I told the story of Augustine in Kissed by a Fox, chaps. 4 and 5, and how the doctrine of original sin crept into secular thought, becoming a pessimistic view of ruthless human nature, and how this idea looked so “natural” that it shaped the development of European social and scientific thought from capitalism through Darwin and beyond. My academic paper pulling these thoughts together is “The Animal Versus the Social: Rethinking Individual and Community in Western Cosmology,” in The Handbook of Contemporary Animism, edited by Graham Harvey (London: Routledge, 2013), 191–208. Anthropologist Marshall Sahlins wrote about this pessimistic view of human nature in “The Sadness of Sweetness: The Native Anthropology of Western Cosmology,” Current Anthropology 37, no. 3 (June 1996): 395–428. A favorite line from Sahlins: “So far as I am aware, we are the only society on earth that thinks of itself as having risen from savagery, identified with a ruthless nature. Everyone else believes they are descended from gods.”
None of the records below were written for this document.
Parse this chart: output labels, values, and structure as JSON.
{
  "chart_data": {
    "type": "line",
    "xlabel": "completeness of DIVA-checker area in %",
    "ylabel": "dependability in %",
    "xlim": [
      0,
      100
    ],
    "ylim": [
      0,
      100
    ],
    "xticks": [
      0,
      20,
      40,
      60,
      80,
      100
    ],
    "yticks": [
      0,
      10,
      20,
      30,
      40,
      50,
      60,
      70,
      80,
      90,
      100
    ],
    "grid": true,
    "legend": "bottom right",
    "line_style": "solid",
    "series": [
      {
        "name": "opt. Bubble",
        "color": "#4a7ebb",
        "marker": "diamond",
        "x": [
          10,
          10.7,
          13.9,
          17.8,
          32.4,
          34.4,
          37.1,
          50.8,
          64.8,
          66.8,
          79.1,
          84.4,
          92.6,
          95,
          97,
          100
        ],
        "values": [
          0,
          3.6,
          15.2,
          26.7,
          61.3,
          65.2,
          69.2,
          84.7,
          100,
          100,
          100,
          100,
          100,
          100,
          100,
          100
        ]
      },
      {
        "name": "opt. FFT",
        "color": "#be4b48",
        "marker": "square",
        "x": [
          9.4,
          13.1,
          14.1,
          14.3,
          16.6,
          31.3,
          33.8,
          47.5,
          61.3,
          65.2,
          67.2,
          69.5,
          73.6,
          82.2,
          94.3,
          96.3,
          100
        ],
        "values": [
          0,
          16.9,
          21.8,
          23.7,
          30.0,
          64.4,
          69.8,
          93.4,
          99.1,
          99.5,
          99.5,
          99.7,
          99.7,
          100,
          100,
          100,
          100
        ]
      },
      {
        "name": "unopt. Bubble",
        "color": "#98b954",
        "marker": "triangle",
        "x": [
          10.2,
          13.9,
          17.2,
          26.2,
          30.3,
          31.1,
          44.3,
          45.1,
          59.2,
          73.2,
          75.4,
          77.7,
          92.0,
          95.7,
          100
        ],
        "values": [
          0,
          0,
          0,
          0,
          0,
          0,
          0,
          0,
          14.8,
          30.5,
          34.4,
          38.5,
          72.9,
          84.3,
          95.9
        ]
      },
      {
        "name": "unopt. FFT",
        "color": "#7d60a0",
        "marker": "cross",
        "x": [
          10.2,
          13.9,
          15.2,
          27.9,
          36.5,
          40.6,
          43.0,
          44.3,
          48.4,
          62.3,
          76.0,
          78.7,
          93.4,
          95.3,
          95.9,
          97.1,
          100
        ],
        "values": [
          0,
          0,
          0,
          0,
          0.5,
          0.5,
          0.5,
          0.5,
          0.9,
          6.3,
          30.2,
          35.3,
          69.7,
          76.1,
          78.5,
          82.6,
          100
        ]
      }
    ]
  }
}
About hierarchy: recent research at the University of Pennsylvania finds that one big difference between political left and right today centers on beliefs about hierarchy. Conservatives tend to believe that the world—including the natural world—is inherently hierarchical: “People high in hierarchical world belief see the world as full of differences that matter because they usually reflect something inherent, real and significant.” Liberals tend to see differences as more superficial, with the lines between them often blurred. See Jer Clifton, “Many Differences between Liberals and Conservatives May Boil Down to One Belief,” Scientific American, March 1, 2023.
Anthropologist David Anthony discusses the sky gods of the Proto-Indo-Europeans and locates them on the Eurasian steppes in The Horse, the Wheel, and Language: How Bronze-Age Riders from the Eurasian Steppes Shaped the Modern World (Princeton: Princeton University Press, 2007), especially chap. 5.
Shankara’s philosophy is called nondualism: the finite self inside, after all falseness has been flushed away, is the same as the Great Self. His words about the divine appearing in a clump of grass appear in his commentary on the Mundaka Upanishad, in Eight Upanisads, trans. Swami Gambhirananda (Calcutta: Advaita Ashrama, 1982), 2:148. For a lively rendition of the Upanishads, see the translation of Eknath Easwaran, The Upanishads (Tomales, CA: Nilgiri Press, 2007).
For a longer version of the story of my conversation with the seminary professor, see Kissed by a Fox, chap. 1, “Cut-Leaf Weeping Birch.”